Ana Ivanovic, 19, Serbia
2006 year-end ranking: 14; 2005 year-end ranking: 16
Graceful player continues to improve. Can play on all surfaces but was at her best on hard courts, where she won both of her titles (Canberra and Montreal).
Vania King, 17, United States
2006 year-end ranking: 61; 2005 year-end ranking: 202
Weighed college entry, then turned pro in July and never looked back. Won WTA event in Bangkok, only the second U.S. player to win a title this year.

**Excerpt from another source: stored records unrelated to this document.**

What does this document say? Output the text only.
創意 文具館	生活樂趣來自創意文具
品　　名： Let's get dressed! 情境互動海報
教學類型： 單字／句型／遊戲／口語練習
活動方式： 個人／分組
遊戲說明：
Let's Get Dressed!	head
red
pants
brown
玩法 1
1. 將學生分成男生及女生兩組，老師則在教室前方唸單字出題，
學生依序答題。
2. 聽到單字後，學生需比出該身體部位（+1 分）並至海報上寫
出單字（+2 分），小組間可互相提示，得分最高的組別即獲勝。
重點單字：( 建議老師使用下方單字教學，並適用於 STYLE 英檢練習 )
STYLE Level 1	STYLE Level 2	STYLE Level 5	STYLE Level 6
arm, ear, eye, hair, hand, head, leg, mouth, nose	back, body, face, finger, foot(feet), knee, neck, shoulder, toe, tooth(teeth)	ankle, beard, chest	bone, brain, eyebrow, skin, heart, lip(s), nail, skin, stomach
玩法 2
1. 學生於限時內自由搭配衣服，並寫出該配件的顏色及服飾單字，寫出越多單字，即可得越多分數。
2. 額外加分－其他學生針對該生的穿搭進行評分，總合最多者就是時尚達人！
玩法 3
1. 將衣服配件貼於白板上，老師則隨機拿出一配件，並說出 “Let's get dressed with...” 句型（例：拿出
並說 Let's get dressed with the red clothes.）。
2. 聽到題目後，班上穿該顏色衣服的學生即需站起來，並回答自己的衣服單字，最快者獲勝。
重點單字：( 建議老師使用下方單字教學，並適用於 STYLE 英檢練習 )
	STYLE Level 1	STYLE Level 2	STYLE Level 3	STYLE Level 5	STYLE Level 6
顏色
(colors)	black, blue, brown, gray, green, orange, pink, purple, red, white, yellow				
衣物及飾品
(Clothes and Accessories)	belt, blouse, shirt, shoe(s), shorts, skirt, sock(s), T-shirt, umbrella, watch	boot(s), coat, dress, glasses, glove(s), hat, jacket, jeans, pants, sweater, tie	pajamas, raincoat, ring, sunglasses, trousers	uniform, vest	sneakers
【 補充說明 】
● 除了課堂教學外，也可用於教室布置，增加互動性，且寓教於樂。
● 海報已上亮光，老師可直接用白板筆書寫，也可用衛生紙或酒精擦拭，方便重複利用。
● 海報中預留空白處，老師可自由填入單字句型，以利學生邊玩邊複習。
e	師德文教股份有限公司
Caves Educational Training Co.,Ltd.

Michaella Krajicek, 17, Netherlands
2006 year-end ranking: 35; 2005 year-end ranking: 58
Kid sister of '96 Wimbledon champion Richard Krajicek won two tournaments this year (including her first outing at Hobart, Australia), but is still seeking to impress at a Grand Slam.
Shahar Peer, 19, Israel
2006 year-end ranking: 20; 2005 year-end ranking: 45
Won three WTA titles this season and reached fourth round at French Open and U.S. Open.
Aravane Rezai, 19, France
2006 year-end ranking: 48; 2005 year-end ranking: 189
An assertive personality with equally assertive shots. Strong finish included advancing to fourth round of U.S. Open. Could be hurt by political wrangling between her father and the French federation.
Olga Poutchkova, 19, Russia
2006 year-end ranking: 38; 2005 year-end ranking: 197
Stayed on lower-level ITF circuit for most of the season, then emerged after first-round U.S. Open loss (her Grand Slam debut) to reach two finals at WTA late-season indoor events.
Nicole Vaidisova, 17, Czech Republic
2006 year-end ranking: 10; 2005 year-end ranking: 15
Proved 2005 wasn't a fluke with a strong if not spectacular season. Won title on clay in Strasbourg and advanced to semifinals of French Open. Defeated Amelie Mauresmo in two of their three meetings this year.
Honorable mention: Anna Tatishvili, 16, Georgia
2006 year-end ranking: 300; 2005 year-end ranking: 1,151
John Evert's pupil showed poise, power and hints of a great future when she defeated then-No. 41 Sania Mirza as wild card in Miami.
Bonnie DeSimone is a freelancer who contributes frequently to ESPN.com.